Evet, bu kelimelerin hüccetlerine işaret eden küllî, ihatalı ve hadsiz harika ve nihayetsiz harikaları, mu’cizeleri ihtivâ eden bu mezkur hakîmane ef’âl, failsiz olmaları yüz derece muhal ve batıl olduğu gibi, kör, âciz, şuursuz, sağır, camid, karma karışık, intizamsız, karışık, istilâcı olan esbaba istinad etmek bin derece mümtenî, esassızdır. Yoksa, toprağın her bir zerresinde hadsiz bir kudret, bir hikmet ve bütün otların ve çiçeklerin teşkilâtlarına dair pek harika ve küllî bir sanatkârlık bulunmak, havanın her bir zerresinde—Rehber’deki “Hüve Nüktesi”nin dediği gibi—bütün konuşmaları ve telefon ve radyoların kelimelerini bildirecek ve sâir zerrelere ders verecek bir kabiliyet bulunmak lâzım gelir. Bu acib fikri ise hiçbir şeytan hiçbir kimseye kabul ettiremez.
Ve bu derece akıldan, hakikatten uzak ve bütün mevcudata karşı bir tahkir ve tecavüz olan küfür ve inkârın cezası, ancak dehşetli Cehennem olabilir ve ayn-ı adalettir.
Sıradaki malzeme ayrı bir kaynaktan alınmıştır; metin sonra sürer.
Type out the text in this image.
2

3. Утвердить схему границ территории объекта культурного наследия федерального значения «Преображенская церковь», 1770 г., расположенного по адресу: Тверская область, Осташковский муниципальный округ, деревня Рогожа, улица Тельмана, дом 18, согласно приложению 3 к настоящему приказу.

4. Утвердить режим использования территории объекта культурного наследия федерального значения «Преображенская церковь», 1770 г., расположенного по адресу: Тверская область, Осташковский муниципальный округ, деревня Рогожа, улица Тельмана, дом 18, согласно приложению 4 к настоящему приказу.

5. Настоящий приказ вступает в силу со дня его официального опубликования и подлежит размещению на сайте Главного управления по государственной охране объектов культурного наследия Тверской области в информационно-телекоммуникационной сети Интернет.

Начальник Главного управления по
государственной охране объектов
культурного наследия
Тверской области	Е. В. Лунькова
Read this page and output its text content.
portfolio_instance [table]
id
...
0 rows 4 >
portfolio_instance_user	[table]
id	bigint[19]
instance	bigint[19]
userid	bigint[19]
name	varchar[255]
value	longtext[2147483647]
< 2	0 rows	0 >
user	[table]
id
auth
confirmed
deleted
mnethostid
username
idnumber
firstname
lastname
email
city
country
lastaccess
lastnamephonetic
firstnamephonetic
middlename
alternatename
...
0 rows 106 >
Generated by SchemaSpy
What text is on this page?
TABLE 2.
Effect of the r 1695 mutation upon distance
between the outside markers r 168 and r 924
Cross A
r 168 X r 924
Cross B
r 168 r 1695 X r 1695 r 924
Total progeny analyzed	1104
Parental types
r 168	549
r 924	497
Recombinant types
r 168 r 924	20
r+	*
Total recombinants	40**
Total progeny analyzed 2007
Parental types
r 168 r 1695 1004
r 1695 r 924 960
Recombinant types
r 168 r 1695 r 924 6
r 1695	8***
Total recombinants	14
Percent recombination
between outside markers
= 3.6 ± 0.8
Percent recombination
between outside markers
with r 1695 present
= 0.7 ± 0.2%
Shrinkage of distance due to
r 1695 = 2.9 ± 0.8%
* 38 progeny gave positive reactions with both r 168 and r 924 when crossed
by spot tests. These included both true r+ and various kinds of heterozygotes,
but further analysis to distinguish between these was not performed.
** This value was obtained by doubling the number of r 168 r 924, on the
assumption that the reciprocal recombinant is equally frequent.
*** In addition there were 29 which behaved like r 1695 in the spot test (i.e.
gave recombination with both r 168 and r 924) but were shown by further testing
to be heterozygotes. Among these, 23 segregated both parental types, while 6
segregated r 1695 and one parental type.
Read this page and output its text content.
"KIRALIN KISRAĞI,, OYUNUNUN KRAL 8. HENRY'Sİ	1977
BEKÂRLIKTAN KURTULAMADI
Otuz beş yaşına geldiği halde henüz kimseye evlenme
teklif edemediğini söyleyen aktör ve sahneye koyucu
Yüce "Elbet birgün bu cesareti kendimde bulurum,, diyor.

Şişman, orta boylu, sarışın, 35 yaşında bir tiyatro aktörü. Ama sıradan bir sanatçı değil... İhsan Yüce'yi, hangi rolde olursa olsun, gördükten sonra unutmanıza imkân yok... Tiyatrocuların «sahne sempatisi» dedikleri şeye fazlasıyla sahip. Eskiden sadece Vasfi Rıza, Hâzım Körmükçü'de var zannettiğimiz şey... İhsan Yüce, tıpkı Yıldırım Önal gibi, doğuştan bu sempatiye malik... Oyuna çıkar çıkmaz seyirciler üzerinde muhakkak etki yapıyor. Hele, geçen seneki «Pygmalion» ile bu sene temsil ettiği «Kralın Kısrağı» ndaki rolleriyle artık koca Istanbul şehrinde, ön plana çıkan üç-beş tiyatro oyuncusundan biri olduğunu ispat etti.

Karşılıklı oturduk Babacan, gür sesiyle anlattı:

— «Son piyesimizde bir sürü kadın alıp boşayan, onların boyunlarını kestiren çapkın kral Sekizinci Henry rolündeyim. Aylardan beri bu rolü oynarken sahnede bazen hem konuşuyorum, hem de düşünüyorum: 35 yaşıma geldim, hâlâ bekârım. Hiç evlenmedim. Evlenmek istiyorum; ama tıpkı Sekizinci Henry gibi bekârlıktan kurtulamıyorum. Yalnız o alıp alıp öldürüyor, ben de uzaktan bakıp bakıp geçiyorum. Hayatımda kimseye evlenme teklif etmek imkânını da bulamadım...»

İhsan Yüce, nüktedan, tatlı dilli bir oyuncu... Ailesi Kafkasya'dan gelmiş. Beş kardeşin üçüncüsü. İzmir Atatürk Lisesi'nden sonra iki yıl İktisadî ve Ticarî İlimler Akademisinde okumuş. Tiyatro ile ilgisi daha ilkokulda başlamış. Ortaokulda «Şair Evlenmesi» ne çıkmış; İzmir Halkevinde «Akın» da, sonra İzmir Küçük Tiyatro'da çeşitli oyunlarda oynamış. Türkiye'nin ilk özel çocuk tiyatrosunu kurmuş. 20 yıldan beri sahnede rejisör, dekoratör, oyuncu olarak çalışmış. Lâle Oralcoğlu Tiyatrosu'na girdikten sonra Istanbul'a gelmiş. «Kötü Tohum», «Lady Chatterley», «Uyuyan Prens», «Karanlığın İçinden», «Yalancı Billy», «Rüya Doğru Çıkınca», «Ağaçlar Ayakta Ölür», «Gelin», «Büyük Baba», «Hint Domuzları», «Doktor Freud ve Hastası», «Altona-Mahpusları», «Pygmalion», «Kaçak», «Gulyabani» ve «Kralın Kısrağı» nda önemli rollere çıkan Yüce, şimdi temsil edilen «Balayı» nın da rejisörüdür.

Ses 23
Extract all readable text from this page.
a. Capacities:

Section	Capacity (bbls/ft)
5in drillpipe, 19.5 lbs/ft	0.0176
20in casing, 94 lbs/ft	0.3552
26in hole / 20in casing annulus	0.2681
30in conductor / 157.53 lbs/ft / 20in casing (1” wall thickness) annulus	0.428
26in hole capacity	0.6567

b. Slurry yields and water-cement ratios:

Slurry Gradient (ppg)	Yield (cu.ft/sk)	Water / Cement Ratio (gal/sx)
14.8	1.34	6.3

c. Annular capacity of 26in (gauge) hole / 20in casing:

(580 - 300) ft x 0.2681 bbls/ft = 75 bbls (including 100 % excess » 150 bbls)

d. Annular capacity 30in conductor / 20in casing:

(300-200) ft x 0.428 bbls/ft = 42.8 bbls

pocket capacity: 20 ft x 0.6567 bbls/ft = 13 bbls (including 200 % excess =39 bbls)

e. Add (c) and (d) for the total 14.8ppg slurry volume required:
Elbette öyle münkirler için, “Yaşasın Cehennem!” dememiz lâzım.

Sekizinci Kelime:
“Ve Hüve Hayyun Lâyemut”tur.2 Bundaki hüccete gayet kısa bir işaret şudur:
Meselâ, nasıl, gündüzde, çalkalanan bir deniz yüzünde ve akan bir nehir üstündeki kabarcıklarda görünen güneşcikler gitmeleriyle arkalarından gelen yeni kabarcıklar, aynen gidenler gibi güneşçikleri gösterip gökteki güneşe işaret ve şahadet ederler ve zeval ve vefatlarıyla bir daimî güneşin mevcudiyetine ve bekasına delâlet ederler; aynen öyle de, her vakit değişen kâinat denizinin yüzünde ve tazelenen hadsiz fezasında ve zerrat tarlasında, bütün hadisatı ve fani mevcudatı kucağına alarak beraber çalkalanan zaman nehrinin içinde, mahlûkat mütemadiyen sür'atle akıp gidiyorlar, zahirî sebepleriyle beraber vefat ediyorlar, her sene, her gün bir kâinat ölür, bir tazesi yerine gelir ve zerrat tarlasında mütemadiyen seyyar dünyalar ve seyyal âlemler mahsülatı alındığından, elbette, kabarcıklar ve güneşcikler zevalleriyle daimî bir güneşi gösterdikleri gibi, o hadsiz mahlûkat ve mahsülâtın vefatları ve zahirî sebepleriyle beraber kemal-i intizamla terhisleri, gündüz gibi şüphesiz, güneş gibi zahir bir kat’iyette, “Bir Hayy-ı Layemut’un, bir Şems-i Sermedî’nin, bir Hallak-ı Bakî’nin ve bir Kumandan-ı Akdes’in vücub-u vücudu ve vahdeti ve mevcudiyeti, kâinatın mevcudiyetinden bin derece zahir ve kat’îdir” diye, bütün mevcudat, ayrı ayrı ve beraber şehadet ederler.
İşte, kâinatı dolduran bu yüksek sesleri ve kuvvetli şehadetleri işitmeyen ve kulak vermeyen, ne derece sağır ve ahmak ve cani olduğunu elbette anladınız.

Dipnotlar:
1- Ölümü yaratan ve bakî âleme alan O’dur.
2- O ezelî ve ebedi hayat sahibidir.

Şuâlar, On Beşinci Şuâ, (yeni tanzim) s. 940
LÛGATÇE:
zerrat: Zerreler, atomlar, atom altı parçacıklar.
mütemadiyen: Sürekli, devamlı.
seyyal: Akıcı, yer değiştiren herşey.
kavânin-i hayatiye: Hayatın kanunları.
hüccet: Senet, vesika, delil.
camid: Cansız, durgun, donmuş.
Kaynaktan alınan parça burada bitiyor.